The Taiwan Air Defense Identification Zone is an air defense identification zone of the Republic of China (ROC), which covers Taiwan, its surroundings, and a large portion of the Chinese mainland. A theoretical "median line" was defined in 1955 one year after the zone was established. The ADIZ includes international airspace that countries can arbitrarily monitor. In recent years, it has seen an increased number of sorties flown by People's Liberation Army (PLA) aircraft.

== Background ==
The ROC's ADIZ covers most of the Taiwan Strait, Taiwan Province, parts of Fujian (that are administered by the ROC and by the People's Republic of China (PRC) separately), Zhejiang, and Jiangxi, and part of the East China Sea.
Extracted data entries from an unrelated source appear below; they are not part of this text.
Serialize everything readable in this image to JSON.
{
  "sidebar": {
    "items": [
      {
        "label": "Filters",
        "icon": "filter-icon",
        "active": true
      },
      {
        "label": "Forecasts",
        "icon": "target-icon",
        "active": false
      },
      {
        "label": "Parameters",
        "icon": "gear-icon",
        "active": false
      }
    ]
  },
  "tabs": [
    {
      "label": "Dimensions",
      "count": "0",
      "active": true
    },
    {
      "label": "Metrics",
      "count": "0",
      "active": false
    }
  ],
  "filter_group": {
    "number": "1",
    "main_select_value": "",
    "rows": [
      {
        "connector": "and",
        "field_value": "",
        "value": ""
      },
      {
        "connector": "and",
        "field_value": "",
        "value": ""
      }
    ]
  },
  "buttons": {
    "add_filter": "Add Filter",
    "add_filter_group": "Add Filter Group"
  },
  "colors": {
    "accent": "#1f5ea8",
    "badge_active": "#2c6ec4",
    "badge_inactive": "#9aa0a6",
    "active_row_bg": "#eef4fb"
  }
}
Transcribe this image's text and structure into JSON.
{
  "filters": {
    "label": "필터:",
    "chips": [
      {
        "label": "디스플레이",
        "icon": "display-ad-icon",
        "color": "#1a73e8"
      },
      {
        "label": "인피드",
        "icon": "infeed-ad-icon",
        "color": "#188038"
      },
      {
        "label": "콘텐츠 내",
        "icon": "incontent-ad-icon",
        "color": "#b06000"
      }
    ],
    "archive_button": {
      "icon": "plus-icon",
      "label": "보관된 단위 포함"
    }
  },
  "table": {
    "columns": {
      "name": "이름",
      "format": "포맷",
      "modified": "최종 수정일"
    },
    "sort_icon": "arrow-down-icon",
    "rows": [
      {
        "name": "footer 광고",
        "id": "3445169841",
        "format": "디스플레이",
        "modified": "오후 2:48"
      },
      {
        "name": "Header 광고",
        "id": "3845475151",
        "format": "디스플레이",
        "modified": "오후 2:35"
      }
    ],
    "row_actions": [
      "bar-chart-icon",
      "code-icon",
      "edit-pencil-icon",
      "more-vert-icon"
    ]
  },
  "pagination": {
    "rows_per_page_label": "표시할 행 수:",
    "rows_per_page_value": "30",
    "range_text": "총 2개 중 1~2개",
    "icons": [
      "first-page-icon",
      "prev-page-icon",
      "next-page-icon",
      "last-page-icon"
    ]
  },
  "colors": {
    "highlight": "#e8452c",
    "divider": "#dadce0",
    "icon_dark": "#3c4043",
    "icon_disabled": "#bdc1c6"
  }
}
It was designed and created by the United States Armed Forces (USAF) in 1954 and the basis of Taipei Flight Information Region. The zone is monitored by PAVE PAWS radar located near Hsinchu and operated with help from US advisors.

== Median line ==

A theoretical line was defined in 1955 down the middle of the strait, supposedly named after USAF General Benjamin O. Davis Jr. Aircraft from Taiwan flew combat missions on the other side until they lost control of mainland airspace to the PLAAF after the Second Taiwan Strait Crisis. ROCAF U-2 planes continued to fly over the mainland until 1968. The line was avoided by the PRC until 1999 when groups of PLAAF aircraft crossed over in response to "state-to-state" comments made by Lee Teng-hui. Beijing has never recognized the line. The PRC has flown an increased number of sorties across the median line, although it tries not to do so when relations with Taiwan are good.

==Recent PLA activities==
Around 9% of Taiwan's national defence budget in 2020 reportedly goes into the response to Chinese sorties, which usually involve flights inside the southwest part of the ADIZ, crossing of the median, or circumnavigation. Beginning in September 2020, the Ministry of National Defense of Taiwan (MND) began reporting PLA sorties in the ADIZ that flew beyond mainland territorial airspace.

During 2021, 972 such sorties were flown by the PLA. This increased to 1,727 in 2022, with the most on any single day being on 5 August after the 2022 visit by Nancy Pelosi to Taiwan, when 49 sorties were flown.

On 26 December 2022, a record 71 PLA aircraft entered the ADIZ, including 43 that crossed the median line.

After the United States approved a weapons sale to Taiwan in 2023, the MND reported thirteen PLA aircraft that crossed the median line on 25 and 26 May, including two Xian H-6 bombers.